The Method of Milton Friedman’s Practice Was Better Than the Method of His Essay

The method of the Chicago School is often thought to be the method outlined in Friedman’s famous essay “The Methodology of Positive Economics.” It can be (and has been) persuasively argued that the actual methodology practiced by Friedman is broader, and more eclectic than that advocated in his early essay.
His practice continued to exemplify a kind of empiricism, but it was a kind of empiricism that included, not only ‘rigorous’ econometrics, but also economic history, case studies, and ‘stylized facts.’
I believe that the method of Friedman’s practice is sounder than the method of his essay. So it is unfortunate that the Institute founded in Friedman’s name will probably only support those who practice the formal method of the essay.

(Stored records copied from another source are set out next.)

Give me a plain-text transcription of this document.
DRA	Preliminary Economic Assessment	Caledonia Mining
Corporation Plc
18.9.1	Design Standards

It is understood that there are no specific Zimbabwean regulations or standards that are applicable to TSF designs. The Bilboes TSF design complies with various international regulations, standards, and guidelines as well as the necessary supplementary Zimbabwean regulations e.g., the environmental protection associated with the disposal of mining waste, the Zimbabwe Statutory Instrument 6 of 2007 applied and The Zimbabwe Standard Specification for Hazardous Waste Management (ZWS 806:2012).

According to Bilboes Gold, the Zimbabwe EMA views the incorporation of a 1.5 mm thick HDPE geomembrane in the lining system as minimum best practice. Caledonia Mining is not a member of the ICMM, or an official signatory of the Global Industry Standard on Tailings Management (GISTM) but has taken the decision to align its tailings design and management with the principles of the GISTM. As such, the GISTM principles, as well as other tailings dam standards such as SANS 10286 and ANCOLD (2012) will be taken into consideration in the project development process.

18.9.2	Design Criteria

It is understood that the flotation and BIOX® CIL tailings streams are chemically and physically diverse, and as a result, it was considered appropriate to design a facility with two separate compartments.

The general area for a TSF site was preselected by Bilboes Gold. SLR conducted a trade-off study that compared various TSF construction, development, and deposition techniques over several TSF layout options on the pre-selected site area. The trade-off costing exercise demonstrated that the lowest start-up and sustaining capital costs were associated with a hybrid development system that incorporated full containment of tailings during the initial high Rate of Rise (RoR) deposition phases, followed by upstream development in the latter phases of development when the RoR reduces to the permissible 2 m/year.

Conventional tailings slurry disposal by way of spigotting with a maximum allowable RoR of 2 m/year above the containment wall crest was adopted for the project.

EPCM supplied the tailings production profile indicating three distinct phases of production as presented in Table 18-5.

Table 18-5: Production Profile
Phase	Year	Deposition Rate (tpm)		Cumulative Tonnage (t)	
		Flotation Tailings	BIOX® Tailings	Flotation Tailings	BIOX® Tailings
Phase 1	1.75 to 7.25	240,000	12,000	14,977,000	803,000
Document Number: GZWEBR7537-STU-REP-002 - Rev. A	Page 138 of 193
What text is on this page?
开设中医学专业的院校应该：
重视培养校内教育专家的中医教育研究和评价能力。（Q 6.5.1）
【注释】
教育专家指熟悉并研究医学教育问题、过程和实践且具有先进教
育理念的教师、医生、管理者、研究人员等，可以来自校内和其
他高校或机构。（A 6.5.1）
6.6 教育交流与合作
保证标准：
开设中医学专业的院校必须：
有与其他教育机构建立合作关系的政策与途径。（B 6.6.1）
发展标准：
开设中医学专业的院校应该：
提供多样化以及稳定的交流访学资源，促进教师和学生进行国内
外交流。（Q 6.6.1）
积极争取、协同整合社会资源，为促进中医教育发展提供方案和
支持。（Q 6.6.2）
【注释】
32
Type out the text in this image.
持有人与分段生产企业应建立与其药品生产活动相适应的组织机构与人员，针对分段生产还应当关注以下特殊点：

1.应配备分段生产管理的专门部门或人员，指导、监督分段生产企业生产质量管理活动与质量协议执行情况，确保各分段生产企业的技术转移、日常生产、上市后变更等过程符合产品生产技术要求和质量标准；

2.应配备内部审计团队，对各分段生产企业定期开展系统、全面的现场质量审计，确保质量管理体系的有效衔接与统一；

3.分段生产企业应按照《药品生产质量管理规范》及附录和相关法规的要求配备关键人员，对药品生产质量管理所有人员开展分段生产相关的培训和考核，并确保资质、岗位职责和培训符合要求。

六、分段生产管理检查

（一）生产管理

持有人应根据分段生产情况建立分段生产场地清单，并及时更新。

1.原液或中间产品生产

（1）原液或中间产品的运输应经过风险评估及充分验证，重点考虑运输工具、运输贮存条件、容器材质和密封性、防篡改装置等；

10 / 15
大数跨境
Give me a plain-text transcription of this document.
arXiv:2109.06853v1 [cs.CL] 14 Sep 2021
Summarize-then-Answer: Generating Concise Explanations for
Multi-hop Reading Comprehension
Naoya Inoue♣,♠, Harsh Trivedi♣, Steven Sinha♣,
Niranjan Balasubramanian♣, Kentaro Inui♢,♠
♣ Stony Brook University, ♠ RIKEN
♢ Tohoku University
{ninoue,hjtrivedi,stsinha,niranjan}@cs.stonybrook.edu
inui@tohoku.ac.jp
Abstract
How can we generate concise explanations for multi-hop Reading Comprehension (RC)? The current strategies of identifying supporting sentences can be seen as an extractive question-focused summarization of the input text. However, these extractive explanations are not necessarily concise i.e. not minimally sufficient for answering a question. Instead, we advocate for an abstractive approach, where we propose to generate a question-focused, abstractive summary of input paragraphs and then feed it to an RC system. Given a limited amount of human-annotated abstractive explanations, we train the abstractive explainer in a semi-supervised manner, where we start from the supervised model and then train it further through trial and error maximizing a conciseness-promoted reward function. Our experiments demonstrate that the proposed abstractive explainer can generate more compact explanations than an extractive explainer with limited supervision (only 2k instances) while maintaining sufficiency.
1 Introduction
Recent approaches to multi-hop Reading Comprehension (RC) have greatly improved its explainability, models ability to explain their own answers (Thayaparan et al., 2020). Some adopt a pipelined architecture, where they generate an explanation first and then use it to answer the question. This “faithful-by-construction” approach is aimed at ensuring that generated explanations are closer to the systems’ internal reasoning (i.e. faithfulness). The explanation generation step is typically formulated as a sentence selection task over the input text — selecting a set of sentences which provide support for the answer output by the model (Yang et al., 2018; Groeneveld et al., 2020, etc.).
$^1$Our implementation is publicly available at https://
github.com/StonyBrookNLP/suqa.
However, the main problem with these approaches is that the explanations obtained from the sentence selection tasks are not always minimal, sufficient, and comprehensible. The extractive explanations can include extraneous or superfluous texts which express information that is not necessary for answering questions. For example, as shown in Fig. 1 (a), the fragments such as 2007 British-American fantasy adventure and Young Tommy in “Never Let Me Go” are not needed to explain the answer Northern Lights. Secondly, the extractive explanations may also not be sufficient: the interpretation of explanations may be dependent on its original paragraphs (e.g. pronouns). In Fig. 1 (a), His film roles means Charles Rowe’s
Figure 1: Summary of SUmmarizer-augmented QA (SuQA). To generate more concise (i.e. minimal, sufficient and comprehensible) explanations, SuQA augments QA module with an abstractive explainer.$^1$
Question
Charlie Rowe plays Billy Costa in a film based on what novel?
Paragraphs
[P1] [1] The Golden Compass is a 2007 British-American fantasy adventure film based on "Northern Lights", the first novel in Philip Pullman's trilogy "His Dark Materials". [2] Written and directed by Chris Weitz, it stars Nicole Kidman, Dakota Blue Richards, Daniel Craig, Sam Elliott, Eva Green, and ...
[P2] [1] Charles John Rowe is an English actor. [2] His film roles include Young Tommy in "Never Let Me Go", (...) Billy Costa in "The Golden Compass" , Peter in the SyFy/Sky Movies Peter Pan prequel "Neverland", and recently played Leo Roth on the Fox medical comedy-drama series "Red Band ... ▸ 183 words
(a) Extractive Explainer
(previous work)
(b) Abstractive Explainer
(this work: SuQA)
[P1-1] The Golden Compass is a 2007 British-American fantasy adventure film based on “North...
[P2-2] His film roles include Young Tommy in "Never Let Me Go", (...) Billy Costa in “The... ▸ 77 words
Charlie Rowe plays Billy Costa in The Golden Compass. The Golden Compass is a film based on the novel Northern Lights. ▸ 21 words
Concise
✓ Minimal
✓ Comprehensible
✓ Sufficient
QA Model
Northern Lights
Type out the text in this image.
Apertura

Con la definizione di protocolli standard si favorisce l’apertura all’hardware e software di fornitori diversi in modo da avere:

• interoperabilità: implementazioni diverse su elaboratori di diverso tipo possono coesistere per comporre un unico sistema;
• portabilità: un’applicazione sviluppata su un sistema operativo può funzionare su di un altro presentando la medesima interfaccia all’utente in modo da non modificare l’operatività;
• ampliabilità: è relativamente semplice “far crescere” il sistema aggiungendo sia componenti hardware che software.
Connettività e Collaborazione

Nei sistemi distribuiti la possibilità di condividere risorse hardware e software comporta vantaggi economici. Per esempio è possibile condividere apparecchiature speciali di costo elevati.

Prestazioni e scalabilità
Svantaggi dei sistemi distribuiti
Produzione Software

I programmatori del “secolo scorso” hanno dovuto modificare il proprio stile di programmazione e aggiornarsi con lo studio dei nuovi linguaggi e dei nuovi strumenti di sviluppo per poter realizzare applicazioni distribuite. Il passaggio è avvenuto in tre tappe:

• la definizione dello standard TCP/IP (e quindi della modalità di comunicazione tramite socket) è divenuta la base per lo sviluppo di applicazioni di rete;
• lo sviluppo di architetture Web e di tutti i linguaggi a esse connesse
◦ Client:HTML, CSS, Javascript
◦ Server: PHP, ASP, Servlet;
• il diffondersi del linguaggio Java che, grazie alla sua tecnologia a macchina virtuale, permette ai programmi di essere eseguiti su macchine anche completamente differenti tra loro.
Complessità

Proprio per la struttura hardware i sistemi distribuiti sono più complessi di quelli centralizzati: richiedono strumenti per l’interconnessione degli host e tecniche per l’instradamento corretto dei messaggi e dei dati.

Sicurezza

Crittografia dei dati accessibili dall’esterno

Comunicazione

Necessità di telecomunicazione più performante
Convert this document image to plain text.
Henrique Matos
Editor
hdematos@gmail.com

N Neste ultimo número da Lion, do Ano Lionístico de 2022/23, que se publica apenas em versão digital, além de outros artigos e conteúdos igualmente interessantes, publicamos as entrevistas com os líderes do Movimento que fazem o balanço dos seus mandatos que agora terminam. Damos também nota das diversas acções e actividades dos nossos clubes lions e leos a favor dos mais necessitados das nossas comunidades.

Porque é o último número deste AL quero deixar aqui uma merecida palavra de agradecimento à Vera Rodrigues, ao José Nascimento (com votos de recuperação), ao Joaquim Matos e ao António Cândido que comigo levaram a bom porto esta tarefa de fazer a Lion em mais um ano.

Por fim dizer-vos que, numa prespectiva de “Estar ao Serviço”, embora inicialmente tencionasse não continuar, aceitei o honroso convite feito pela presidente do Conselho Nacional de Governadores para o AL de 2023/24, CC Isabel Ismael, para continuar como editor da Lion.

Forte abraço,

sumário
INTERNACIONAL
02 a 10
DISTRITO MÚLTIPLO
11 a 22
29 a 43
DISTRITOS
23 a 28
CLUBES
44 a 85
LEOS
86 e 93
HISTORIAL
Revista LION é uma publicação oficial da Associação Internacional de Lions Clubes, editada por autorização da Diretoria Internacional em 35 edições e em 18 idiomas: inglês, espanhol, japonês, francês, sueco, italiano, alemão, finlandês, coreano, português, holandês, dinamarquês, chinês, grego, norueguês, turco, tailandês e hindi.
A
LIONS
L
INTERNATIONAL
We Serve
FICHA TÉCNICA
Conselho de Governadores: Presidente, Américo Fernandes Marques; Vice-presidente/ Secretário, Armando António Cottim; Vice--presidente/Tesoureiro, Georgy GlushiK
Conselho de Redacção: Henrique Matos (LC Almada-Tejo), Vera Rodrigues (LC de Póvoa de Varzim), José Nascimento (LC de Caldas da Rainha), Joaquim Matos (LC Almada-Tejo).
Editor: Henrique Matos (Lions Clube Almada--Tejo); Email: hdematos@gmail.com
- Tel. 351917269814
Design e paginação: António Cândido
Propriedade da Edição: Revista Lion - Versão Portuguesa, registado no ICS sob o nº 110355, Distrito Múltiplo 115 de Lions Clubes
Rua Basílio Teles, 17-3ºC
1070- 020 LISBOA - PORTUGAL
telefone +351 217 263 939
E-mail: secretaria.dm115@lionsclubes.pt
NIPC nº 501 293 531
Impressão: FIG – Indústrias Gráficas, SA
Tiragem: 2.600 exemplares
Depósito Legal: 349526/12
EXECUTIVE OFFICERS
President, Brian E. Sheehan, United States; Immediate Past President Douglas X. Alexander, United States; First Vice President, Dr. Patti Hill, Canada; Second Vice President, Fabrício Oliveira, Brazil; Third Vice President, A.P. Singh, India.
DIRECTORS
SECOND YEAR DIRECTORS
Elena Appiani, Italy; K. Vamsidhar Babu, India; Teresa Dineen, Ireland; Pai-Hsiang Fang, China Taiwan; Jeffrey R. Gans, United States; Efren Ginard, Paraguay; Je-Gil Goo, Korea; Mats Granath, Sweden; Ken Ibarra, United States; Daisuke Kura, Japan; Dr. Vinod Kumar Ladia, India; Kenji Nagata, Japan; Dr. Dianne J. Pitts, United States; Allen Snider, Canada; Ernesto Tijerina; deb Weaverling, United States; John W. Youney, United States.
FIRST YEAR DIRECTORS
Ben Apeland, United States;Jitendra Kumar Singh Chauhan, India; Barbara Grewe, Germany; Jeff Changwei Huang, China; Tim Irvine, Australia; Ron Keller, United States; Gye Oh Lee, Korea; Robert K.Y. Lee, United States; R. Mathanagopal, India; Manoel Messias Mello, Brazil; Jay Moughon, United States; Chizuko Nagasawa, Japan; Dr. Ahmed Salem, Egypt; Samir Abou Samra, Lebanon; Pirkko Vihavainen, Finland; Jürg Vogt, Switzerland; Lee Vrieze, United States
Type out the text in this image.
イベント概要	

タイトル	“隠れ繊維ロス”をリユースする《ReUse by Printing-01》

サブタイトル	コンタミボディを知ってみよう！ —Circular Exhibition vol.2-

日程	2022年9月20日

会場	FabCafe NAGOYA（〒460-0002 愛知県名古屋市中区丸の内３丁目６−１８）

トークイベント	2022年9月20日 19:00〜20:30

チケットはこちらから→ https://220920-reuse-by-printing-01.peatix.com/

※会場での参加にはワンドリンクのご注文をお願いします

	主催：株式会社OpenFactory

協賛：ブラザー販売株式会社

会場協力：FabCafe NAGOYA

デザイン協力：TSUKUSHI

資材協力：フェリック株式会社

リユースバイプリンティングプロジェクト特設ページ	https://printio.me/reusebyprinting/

(p. B5) The University of Chicago will announce Thursday that it plans to establish a center for economics honoring the late economist Milton Friedman.
The school plans to raise an endowment of $200 million to support the Milton Friedman Institute.
. . .
. . . his approach to economics embodies what has come to be known as the Chicago School. He defined that as “an approach that insists on the empirical testing of theoretical generalizations and that rejects alike facts without theory and theory without facts.”
It is that approach, and the intellectual rigor that Mr. Friedman brought to it, that the Friedman Institute is meant to advocate, rather than any ideology, says Chicago economist Gary Becker, a Nobel Prize-winning former student of Mr. Friedman’s who was on the faculty committee that recommended the institute.

For the full story, see:
JUSTIN LAHART. “University Plans Institute to Honor Milton Friedman.” The Wall Street Journal (Thurs., May 15, 2008): B5.
(Note: ellipses added.)
The famous Friedman method essay is:
Friedman, Milton. “The Methodology of Positive Economics.” In Essays in Positive Economics, 3-43. Chicago: University of Chicago Press, 1953.